Tackling topics covering their experiences, including identity, beauty standards, relationships, mental health, career challenges, and societal expectations, Dannielle weaves personal anecdotes, survey responses, and cultural insights to create a tapestry of narratives that fosters understanding and promotes dialogue.

Whether you are a sistah, sister, friend, or ally, with warmth, compassion, and unflinching honesty, Dear Sister provides a safe and welcoming space for open and honest conversations, inviting readers to listen, learn, and empathize with the lived experiences of Black women.



In a world that is characterized by division

In a country with a history of hatred and greed

Women have a part to play in healing what we inherited.
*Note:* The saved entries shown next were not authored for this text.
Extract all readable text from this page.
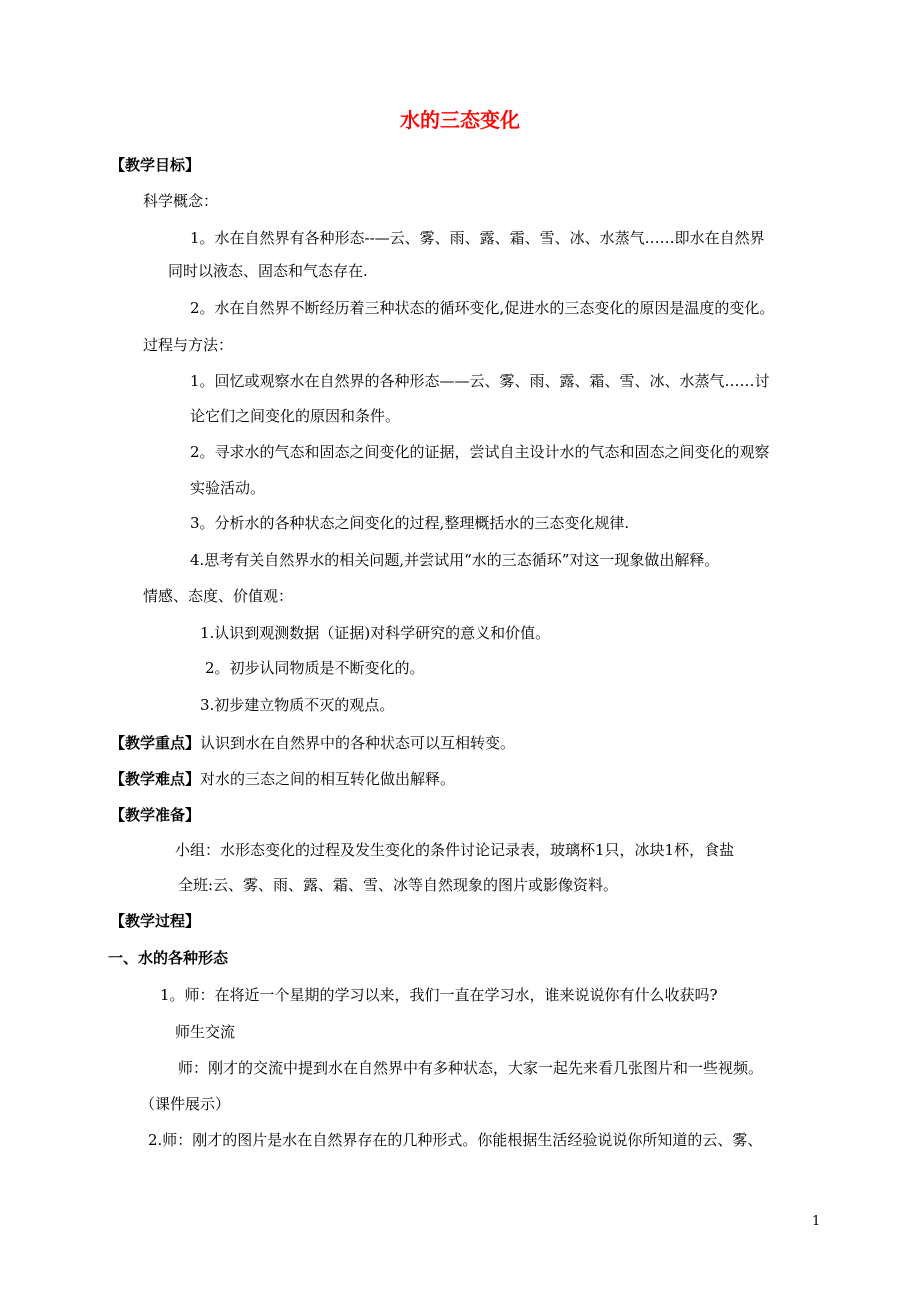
水的三态变化
【教学目标】
科学概念：
1。水在自然界有各种形态--—云、雾、雨、露、霜、雪、冰、水蒸气……即水在自然界
同时以液态、固态和气态存在.
2。水在自然界不断经历着三种状态的循环变化,促进水的三态变化的原因是温度的变化。
过程与方法：
1。回忆或观察水在自然界的各种形态——云、雾、雨、露、霜、雪、冰、水蒸气……讨
论它们之间变化的原因和条件。
2。寻求水的气态和固态之间变化的证据，尝试自主设计水的气态和固态之间变化的观察
实验活动。
3。分析水的各种状态之间变化的过程,整理概括水的三态变化规律.
4.思考有关自然界水的相关问题,并尝试用“水的三态循环”对这一现象做出解释。
情感、态度、价值观：
1.认识到观测数据（证据)对科学研究的意义和价值。
2。初步认同物质是不断变化的。
3.初步建立物质不灭的观点。
【教学重点】认识到水在自然界中的各种状态可以互相转变。
【教学难点】对水的三态之间的相互转化做出解释。
【教学准备】
小组：水形态变化的过程及发生变化的条件讨论记录表，玻璃杯1只，冰块1杯，食盐
全班:云、雾、雨、露、霜、雪、冰等自然现象的图片或影像资料。
【教学过程】
一、水的各种形态
1。师：在将近一个星期的学习以来，我们一直在学习水，谁来说说你有什么收获吗?
师生交流
师：刚才的交流中提到水在自然界中有多种状态，大家一起先来看几张图片和一些视频。
（课件展示）
2.师：刚才的图片是水在自然界存在的几种形式。你能根据生活经验说说你所知道的云、雾、
1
Our story does not begin at 1619

But 1619 further contaminated the story.

We were created to live above racism

To create opportunities for healing

And build communities of shalom

That starts by listening to the voices

that history has silenced.

So we are amplifying the voices of

Black Women

because there is something

we want you all to know

Not just knowing for knowing sake

But so that you can take these topics

and master four critical skills

to heal the brokenness history created

and help establish God's Kingdom on Earth

Like God intended

So Dear Sister, Come LIS'N!

Here are some things Black women want you to know

We Want You To Know...

Listening Matters

Too often, the voices of the marginalized go unheard. Black Women are what is known as the "double minority" - meaning we don't just deal with the silencing of one part of who we are, but society often tries to silence all of who we are. We need our other sisters to listen to our stories that too often go unheard because they are silenced. Because learning the posture to listen matters

Fortitude Matters

Sometimes it is hard to embark on this work because it feels unsafe. But what if reconciliation is not about being safe? What if reconciliation takes us being willing to be brave? What if reconciliation takes fortitude to move forward when it is safer just to stay where we are? Fortitude - the strength to address the uncomfortable - matters if we're ever going to have relationships that matter to God.

Truth Matters

There's an old proverb that was made popular by Chinua Achebe that says, "until the lions have their own historians, the history of the hunt will always glorify the hunter." Black women have a truth about our history and our story that we want you to hear. The history matters. The stories matter. The statistics matter. And we're ready to talk about it. Because telling the truth matters.

You Matter

When one of us is hurting, none of us are thriving. At least not as much as we could be. We are - in the words of Dr.Martin Luke King, Jr. - caught in an inescapable network of mutuality, tied in a single garment of destiny. Your Black sisters matter. And YOU matter. No matter your race, it is going to take all of us to overcome racism. Your voice, your heart, and your hands matter.

While Learning About...

Black Women surveyed from all across the States contributed to over 500 statements about our experiences, our families, our professions, and more. We've taken those answers and put them into five large topics that we will discuss during the workshop. Statements like...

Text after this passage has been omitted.